Tuesday, September 11, 2012


I want to preface this post by saying I don't make a living performing genealogy research for others, and I don't claim expertise in a particular area of research or technology (although I like to consider myself pretty tech-savvy).  I'm a long-time hobbyist, plain and simple, which probably colors my remarks a little.  

I've seen a lot of Facebook posts and blog entries regarding "sharing."  I'm using that term to cover a lot of scenarios:  you connected with a long-lost cousin who wants your research; you post your tree on a website such as ancestry.com; abstracts that you may have done of original records; etc.  Personally, I am willing to share any piece of information I've been fortunate enough to dig up.  Along the way, I've run into a lot of very nice people who are of the same mind-set:  pay it forward.  I've had cousins send me packets of photographs and copies of original records they dug up through research trips.  I've had perfect strangers take cemetery photographs for me.  I was in contact with the widow of a man my mother corresponded with back in the 1970's, and she graciously sent me a copy of a book he had written.  I've sent letters to small genealogy libraries and had volunteers make copies of obituaries from old newspapers.  I've tried to return the favors, in small part, by volunteering through the Random Acts of Genealogical Kindness website.

I'm not saying that people who make their living from genealogy should give away their time and fruits of their labor for free.  My point is that if you post information on one of the many websites such as ancestry.com, don't be surprised if someone lifts your research.  Also, remember when others have offered you some small act of genealogical kindness, and try to do the same by paying it forward.

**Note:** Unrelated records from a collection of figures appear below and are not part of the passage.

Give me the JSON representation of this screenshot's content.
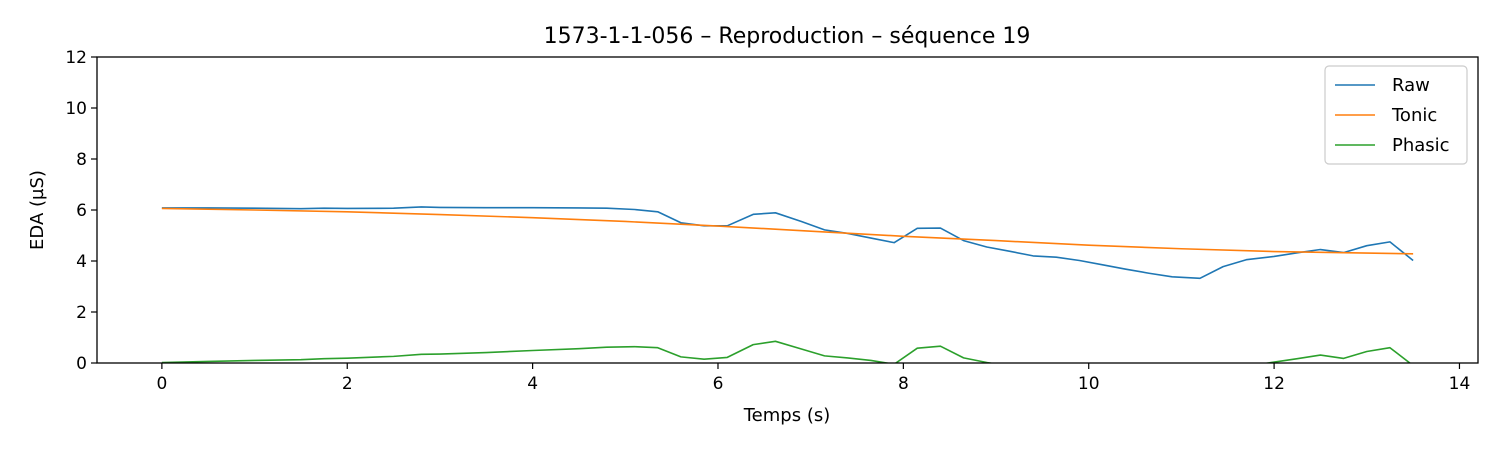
{
  "chart_data": {
    "type": "line",
    "title": "1573-1-1-056 – Reproduction – séquence 19",
    "xlabel": "Temps (s)",
    "ylabel": "EDA (µS)",
    "xlim": [
      -0.7,
      14.2
    ],
    "ylim": [
      0,
      12
    ],
    "xticks": [
      0,
      2,
      4,
      6,
      8,
      10,
      12,
      14
    ],
    "xtick_labels": [
      "0",
      "2",
      "4",
      "6",
      "8",
      "10",
      "12",
      "14"
    ],
    "yticks": [
      0,
      2,
      4,
      6,
      8,
      10,
      12
    ],
    "ytick_labels": [
      "0",
      "2",
      "4",
      "6",
      "8",
      "10",
      "12"
    ],
    "grid": false,
    "legend_position": "top-right",
    "series": [
      {
        "name": "Raw",
        "color": "#1f77b4",
        "points": [
          [
            0.0,
            6.08
          ],
          [
            0.5,
            6.08
          ],
          [
            1.0,
            6.07
          ],
          [
            1.5,
            6.05
          ],
          [
            1.75,
            6.07
          ],
          [
            2.0,
            6.06
          ],
          [
            2.5,
            6.07
          ],
          [
            2.8,
            6.12
          ],
          [
            3.0,
            6.1
          ],
          [
            3.5,
            6.09
          ],
          [
            4.0,
            6.09
          ],
          [
            4.5,
            6.08
          ],
          [
            4.8,
            6.07
          ],
          [
            5.1,
            6.02
          ],
          [
            5.35,
            5.93
          ],
          [
            5.6,
            5.5
          ],
          [
            5.85,
            5.38
          ],
          [
            6.1,
            5.38
          ],
          [
            6.38,
            5.83
          ],
          [
            6.62,
            5.89
          ],
          [
            6.9,
            5.55
          ],
          [
            7.15,
            5.22
          ],
          [
            7.4,
            5.08
          ],
          [
            7.65,
            4.9
          ],
          [
            7.9,
            4.72
          ],
          [
            8.15,
            5.28
          ],
          [
            8.4,
            5.29
          ],
          [
            8.65,
            4.8
          ],
          [
            8.9,
            4.55
          ],
          [
            9.15,
            4.38
          ],
          [
            9.4,
            4.2
          ],
          [
            9.65,
            4.15
          ],
          [
            9.9,
            4.02
          ],
          [
            10.15,
            3.85
          ],
          [
            10.4,
            3.68
          ],
          [
            10.65,
            3.52
          ],
          [
            10.9,
            3.38
          ],
          [
            11.2,
            3.32
          ],
          [
            11.45,
            3.78
          ],
          [
            11.7,
            4.05
          ],
          [
            12.0,
            4.18
          ],
          [
            12.25,
            4.32
          ],
          [
            12.5,
            4.45
          ],
          [
            12.75,
            4.33
          ],
          [
            13.0,
            4.6
          ],
          [
            13.25,
            4.75
          ],
          [
            13.5,
            4.02
          ]
        ]
      },
      {
        "name": "Tonic",
        "color": "#ff7f0e",
        "points": [
          [
            0.0,
            6.06
          ],
          [
            1.0,
            6.0
          ],
          [
            2.0,
            5.93
          ],
          [
            3.0,
            5.82
          ],
          [
            4.0,
            5.7
          ],
          [
            5.0,
            5.55
          ],
          [
            6.0,
            5.37
          ],
          [
            7.0,
            5.17
          ],
          [
            8.0,
            4.97
          ],
          [
            9.0,
            4.8
          ],
          [
            10.0,
            4.62
          ],
          [
            11.0,
            4.48
          ],
          [
            12.0,
            4.37
          ],
          [
            13.0,
            4.31
          ],
          [
            13.5,
            4.28
          ]
        ]
      },
      {
        "name": "Phasic",
        "color": "#2ca02c",
        "points": [
          [
            0.0,
            0.02
          ],
          [
            0.5,
            0.06
          ],
          [
            1.0,
            0.1
          ],
          [
            1.5,
            0.13
          ],
          [
            1.75,
            0.17
          ],
          [
            2.0,
            0.19
          ],
          [
            2.5,
            0.26
          ],
          [
            2.8,
            0.34
          ],
          [
            3.0,
            0.35
          ],
          [
            3.5,
            0.41
          ],
          [
            4.0,
            0.49
          ],
          [
            4.5,
            0.56
          ],
          [
            4.8,
            0.62
          ],
          [
            5.1,
            0.64
          ],
          [
            5.35,
            0.6
          ],
          [
            5.6,
            0.24
          ],
          [
            5.85,
            0.15
          ],
          [
            6.1,
            0.22
          ],
          [
            6.38,
            0.72
          ],
          [
            6.62,
            0.85
          ],
          [
            6.9,
            0.55
          ],
          [
            7.15,
            0.28
          ],
          [
            7.4,
            0.2
          ],
          [
            7.65,
            0.1
          ],
          [
            7.9,
            -0.05
          ],
          [
            8.15,
            0.58
          ],
          [
            8.4,
            0.66
          ],
          [
            8.65,
            0.2
          ],
          [
            8.9,
            0.02
          ],
          [
            9.1,
            -0.1
          ],
          [
            9.6,
            -0.1
          ],
          [
            10.5,
            -0.1
          ],
          [
            11.5,
            -0.1
          ],
          [
            11.9,
            -0.02
          ],
          [
            12.25,
            0.17
          ],
          [
            12.5,
            0.31
          ],
          [
            12.75,
            0.18
          ],
          [
            13.0,
            0.45
          ],
          [
            13.25,
            0.6
          ],
          [
            13.5,
            -0.1
          ]
        ]
      }
    ]
  }
}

Saturday Field Trip to the National Archives

I had a lovely time this past Saturday with four ladies from the DAR chapter (Prairie Rose - Overland Park, KS) I will be joining in November.  Even though I'm not formally a member, they have graciously invited me to chapter functions, including a field trip to the National Archives in Kansas City.  While there, we attended a seminar on land records research, a subject which can be confusing (at least for me it is!).  

If you live near a National Archives facility, I  highly recommend their free genealogy seminars, as there is something for everyone no matter what research level you are, or what your interests might be!  Topics in July and August included:  Navigating the National Archives Website, Researching African-American Genealogy,  Using Federal Census Records to Find Your Ancestors, Finding Your Family in Federal Court, Ship Passenger Arrival Lists, and Bureau of Indian Affairs Records, to name a few.  On October 6, they are hosting a free day-long Fall Genealogy Symposium, with an in-depth look at records available at the federal level.

At the land records seminar, I did learn that for every land transfer from the government to an individual, a "land case file" was created.  Depending on the time period and the changing government regulations, the land case file could contain a lot of useful genealogical information.  The files exist for land claims that were both approved, and those that may have been cancelled for some reason.  As my great great great grandfather John Gannan (for whom this blog is named) held a land patent in Harrison County, Missouri, in 1855, I was able to order a land case file for his patent.  I'm excited to see what the file might contain, as Grandpa John is one of my longer-term brick walls.

Thanks again to the ladies of the Prairie Rose DAR Chapter for allowing me to tag along on your field trip!